28 January 2009

Where do we go from here?

A couple of weeks ago, I discussed what would (well, what should) happen if Parliament rejected the Budget. Parliament has rejected the Budget.

Thing is, I treated the Budget like a confidence vote. I didn't really think of what would happen in the event of a tie.

In this case, the Presiding Officer voted with the status quo, as he's supposed to. That meant voting with the Opposition.

In a no-confidence vote, the Presiding Officer would have voted with the status quo, as he's suposed to. That would have meant voting with the Government.

So we're in a grey area. We cannot say that Parliament has outright confidence in the Government, as it did not vote for its Budget. But we cannot say that Parliament has no confidence in the Government as the latter would have won a confidence vote on the basis of tonight's proceedings.

So there needs to be some sort of attempt to move things forward, but it must not get bogged down: it will either be simple - giving the Greens enough money for their home insulation project that they can abstain (so 64 votes to 62, and a passed Bill) - or it will be impossible as all parties retreat into their own camps and we end up with lots of grandstanding, loads of egg-throwing, but no Budget.
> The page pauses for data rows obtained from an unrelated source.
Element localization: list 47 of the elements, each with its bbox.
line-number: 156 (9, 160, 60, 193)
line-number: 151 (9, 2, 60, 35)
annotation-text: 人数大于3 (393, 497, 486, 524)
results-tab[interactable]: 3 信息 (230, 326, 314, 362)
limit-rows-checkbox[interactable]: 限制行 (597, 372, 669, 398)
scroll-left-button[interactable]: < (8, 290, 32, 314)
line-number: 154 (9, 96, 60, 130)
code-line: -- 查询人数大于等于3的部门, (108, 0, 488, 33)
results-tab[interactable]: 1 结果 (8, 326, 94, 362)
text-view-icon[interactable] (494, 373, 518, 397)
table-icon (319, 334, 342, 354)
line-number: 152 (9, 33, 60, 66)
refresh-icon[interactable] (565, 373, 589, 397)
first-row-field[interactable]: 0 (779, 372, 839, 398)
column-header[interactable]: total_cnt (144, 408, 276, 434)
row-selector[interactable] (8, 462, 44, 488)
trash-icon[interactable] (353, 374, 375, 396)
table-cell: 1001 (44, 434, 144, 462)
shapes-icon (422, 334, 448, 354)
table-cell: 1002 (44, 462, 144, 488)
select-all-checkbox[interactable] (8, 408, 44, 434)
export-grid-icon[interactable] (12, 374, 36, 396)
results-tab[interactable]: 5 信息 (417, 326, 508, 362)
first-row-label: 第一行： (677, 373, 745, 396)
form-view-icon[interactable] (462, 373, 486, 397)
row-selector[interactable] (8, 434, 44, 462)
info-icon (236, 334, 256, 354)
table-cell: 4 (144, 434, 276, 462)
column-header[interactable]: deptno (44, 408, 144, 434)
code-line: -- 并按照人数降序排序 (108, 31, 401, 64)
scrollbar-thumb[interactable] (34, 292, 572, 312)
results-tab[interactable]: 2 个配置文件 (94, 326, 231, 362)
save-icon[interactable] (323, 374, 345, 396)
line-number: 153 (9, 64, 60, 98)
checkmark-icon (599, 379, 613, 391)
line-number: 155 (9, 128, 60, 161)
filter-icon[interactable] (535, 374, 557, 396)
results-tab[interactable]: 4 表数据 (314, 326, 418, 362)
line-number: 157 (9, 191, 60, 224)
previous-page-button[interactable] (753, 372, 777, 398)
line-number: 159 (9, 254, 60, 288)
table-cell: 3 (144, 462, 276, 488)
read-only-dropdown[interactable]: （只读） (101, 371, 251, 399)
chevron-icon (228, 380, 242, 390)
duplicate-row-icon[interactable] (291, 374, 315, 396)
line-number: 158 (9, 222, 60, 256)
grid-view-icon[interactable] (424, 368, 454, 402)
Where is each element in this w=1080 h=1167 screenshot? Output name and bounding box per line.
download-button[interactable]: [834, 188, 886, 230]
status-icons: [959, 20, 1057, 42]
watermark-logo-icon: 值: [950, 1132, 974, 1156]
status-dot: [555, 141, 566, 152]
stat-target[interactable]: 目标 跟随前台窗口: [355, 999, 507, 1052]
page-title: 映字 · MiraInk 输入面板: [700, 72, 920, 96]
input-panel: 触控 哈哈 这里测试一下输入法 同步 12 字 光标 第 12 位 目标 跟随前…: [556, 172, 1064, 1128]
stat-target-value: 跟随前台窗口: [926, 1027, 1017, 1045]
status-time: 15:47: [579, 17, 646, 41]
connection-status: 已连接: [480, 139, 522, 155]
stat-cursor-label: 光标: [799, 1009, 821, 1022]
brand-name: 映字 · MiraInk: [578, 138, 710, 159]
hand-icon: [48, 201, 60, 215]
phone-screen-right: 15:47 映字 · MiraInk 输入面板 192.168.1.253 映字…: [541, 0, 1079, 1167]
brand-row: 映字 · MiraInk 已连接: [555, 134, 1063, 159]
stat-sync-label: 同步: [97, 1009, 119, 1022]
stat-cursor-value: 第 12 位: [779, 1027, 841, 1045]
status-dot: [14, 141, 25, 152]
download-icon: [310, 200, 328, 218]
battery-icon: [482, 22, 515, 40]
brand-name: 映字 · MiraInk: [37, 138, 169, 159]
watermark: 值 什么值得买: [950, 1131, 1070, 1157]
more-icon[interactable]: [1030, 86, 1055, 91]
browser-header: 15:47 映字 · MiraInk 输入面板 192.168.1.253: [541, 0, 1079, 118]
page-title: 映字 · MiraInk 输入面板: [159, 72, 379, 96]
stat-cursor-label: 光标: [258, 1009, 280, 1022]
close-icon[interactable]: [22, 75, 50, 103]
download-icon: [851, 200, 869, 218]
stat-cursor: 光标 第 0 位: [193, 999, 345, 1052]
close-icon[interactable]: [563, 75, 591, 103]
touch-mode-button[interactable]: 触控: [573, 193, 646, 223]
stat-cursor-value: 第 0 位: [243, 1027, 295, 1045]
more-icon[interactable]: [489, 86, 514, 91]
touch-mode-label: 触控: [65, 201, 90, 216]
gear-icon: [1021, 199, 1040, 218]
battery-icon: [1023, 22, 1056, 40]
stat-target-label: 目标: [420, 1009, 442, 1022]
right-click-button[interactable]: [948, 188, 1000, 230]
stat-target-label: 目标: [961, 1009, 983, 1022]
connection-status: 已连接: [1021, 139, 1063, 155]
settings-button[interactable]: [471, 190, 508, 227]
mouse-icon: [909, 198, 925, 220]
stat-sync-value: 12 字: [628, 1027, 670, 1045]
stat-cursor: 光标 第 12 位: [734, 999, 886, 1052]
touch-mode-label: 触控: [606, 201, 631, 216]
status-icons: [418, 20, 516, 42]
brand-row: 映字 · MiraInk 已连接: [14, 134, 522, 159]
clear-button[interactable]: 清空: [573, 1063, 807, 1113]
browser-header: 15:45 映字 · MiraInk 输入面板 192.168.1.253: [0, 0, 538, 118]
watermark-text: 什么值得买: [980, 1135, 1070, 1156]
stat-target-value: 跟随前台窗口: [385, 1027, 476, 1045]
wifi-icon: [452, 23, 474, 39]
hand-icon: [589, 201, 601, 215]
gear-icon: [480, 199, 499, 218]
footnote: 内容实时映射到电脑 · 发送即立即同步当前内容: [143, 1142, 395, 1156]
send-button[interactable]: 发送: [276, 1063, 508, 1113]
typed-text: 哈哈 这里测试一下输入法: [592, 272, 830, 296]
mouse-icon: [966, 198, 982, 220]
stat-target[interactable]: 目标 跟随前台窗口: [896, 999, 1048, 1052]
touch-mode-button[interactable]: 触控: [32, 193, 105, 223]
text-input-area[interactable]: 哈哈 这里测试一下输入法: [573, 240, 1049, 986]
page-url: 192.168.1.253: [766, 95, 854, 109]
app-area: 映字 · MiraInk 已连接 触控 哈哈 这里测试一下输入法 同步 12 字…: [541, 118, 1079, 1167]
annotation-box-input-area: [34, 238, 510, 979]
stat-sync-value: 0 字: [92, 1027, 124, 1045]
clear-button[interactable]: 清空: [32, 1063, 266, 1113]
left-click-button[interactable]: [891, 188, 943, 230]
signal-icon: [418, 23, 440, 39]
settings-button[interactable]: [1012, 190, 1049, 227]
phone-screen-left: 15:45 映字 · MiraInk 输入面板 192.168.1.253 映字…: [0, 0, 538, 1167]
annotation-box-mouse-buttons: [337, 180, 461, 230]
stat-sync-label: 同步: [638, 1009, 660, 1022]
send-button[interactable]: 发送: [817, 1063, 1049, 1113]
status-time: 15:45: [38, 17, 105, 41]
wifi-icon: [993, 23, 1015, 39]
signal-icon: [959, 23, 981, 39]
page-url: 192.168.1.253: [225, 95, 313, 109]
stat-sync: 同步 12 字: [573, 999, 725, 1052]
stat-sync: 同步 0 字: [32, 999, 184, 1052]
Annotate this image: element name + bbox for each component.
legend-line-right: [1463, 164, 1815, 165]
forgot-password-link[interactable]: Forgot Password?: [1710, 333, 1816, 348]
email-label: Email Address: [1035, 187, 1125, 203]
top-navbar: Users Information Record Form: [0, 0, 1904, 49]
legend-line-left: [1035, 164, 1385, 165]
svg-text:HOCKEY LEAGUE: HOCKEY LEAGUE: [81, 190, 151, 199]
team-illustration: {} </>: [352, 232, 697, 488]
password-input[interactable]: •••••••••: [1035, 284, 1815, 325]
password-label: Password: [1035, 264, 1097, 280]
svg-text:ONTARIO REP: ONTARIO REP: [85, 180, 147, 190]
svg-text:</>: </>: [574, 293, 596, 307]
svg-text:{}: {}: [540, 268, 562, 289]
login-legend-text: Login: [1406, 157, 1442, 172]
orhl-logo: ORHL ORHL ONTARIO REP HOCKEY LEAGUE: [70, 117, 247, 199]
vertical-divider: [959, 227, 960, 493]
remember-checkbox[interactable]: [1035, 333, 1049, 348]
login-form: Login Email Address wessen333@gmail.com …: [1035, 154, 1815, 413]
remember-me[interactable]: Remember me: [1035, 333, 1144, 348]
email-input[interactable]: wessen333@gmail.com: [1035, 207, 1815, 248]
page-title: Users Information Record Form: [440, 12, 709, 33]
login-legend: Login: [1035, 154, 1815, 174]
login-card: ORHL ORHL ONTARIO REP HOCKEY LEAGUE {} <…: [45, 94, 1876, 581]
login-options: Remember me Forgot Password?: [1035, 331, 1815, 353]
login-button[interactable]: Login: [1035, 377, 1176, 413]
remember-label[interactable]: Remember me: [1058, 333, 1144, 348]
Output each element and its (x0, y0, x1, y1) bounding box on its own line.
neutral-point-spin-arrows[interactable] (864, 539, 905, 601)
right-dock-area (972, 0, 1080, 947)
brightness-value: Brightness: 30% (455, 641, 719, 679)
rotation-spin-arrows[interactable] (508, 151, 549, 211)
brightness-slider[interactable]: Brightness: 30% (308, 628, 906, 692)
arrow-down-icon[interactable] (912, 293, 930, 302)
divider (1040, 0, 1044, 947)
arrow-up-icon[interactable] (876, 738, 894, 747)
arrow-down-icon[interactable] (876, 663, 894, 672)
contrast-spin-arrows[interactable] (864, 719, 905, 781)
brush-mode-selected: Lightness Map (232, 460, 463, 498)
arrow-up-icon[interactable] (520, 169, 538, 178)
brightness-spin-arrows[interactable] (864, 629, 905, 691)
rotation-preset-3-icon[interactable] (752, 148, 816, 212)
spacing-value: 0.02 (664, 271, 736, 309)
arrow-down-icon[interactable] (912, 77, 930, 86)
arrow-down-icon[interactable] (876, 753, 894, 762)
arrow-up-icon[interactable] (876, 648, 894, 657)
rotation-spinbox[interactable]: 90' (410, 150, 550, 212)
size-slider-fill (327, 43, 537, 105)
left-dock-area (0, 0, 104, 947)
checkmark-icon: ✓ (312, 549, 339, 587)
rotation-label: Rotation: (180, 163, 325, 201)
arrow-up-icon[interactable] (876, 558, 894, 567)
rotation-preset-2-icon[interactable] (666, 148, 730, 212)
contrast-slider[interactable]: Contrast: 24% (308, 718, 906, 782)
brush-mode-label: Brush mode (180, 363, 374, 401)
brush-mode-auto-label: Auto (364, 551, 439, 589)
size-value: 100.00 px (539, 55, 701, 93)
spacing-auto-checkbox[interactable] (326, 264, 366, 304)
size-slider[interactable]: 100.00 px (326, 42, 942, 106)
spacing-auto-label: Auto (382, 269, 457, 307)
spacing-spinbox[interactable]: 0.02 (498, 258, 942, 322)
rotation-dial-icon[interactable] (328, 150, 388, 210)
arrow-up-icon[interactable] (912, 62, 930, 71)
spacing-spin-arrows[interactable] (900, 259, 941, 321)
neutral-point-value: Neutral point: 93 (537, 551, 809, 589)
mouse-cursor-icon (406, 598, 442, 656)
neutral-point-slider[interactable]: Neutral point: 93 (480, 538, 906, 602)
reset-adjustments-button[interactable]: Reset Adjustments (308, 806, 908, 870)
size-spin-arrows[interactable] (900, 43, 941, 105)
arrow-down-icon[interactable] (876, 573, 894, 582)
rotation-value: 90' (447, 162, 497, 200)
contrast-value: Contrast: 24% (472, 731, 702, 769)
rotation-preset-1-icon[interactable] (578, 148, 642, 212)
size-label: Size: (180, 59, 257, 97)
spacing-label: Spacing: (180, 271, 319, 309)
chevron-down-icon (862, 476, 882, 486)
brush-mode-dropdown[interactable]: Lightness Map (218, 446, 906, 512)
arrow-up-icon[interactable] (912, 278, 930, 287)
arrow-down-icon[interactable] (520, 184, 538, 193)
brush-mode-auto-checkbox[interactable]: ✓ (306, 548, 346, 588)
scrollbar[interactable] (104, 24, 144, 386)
If it's the former, we can all breathe a sigh of relief, and life goes on for another year.

If it's the latter, then we'll know soon enough, and there can only be one eventual outcome: an Election.

Let us assume that the process fails and the First Minister resigns. The clock begins. Labour may attempt to put together an alternative government: Iain Gray can probably count on the LibDems. That's a total of 62 votes - not enough. He may be able to score a deal with the Greens, but it will be far looser than Labour would like and it will still only take that Coalition up to 64, which as we learned today, is not enough. Even if they do go on to form a Government on that basis, they'd have to keep Margo MacDonald on side permanently, so as to secure the 65 votes needed. Without that, their Budget would also die and we'd be back to square one. On that basis, then, it might not be wise for Iain Gray to proceed as he too would hit a brick wall: like the current Government, he might get the Confidence, but not the Supply.

So the calculation is: which will do Labour the most damage, to go into an Election now, or attempt to form a weak administration, then go into an Election a few months later, and weakened from that experience? That is what Iain Gray now has to consider. It's also what Tavish Scott has to consider.

But assuming that they vote in favour of proceeding (they may conclude that they want to form a Government and that an Election may form a barrier to that aim), and direct their Business Managers to vote in favour of a programme which includes a vote to replace the First Minister, that's still only part of the story as they have only 62 votes out of a possible 125 on the Parliamentary Bureau. The SNP would want an election in these circumstances, so would vote against a Programme which contained a First Ministerial election: the plan would be the only one available - to run down the clock. So that's 62 votes in favour, 47 against.

It then falls to the Tories, and their 16 votes. Should the current Government fall, would they want an election immediately, or only after Labour tried and failed to put together a stable administration?

There are now only two factors which will decide whether or not this Government and this Third Session of the Scottish Parliament survive: whether or not John Swinney can get a deal that keeps the Tories and Margo on side, and gains Green acquiescence, and if he should not succeed, whether David McLetchie - the Tories' Business Manager - votes for or against any schedule for Parliamentary Business that includes a vote to replace the First Minister.

My view is that a change in Government should always require an election - surely any prospective administration would recognise the need to put its supposed public support to the test, and present its programme to the country, unless it saw itself as little more than a Caretaker administration until an election could be held?

But, frankly, I do not want a change in Government. If the LibDems think this Budget is uninspiring, then they must look back on the old days of the Lib-Drab Pact with rose-tinted spectacles. The last administration only ever seemed to promote pessimism, and had no positive approach to any policy challenge, other than, "We hate Alex Salmond". The only thing they took forward was inertia. Even now, Labour are happy to see other countries descend into misery, simply to highlight a political point. What Scotland has now is a vast improvement on those days.

So my position as of now is, "A deal if possible, an election if necessary".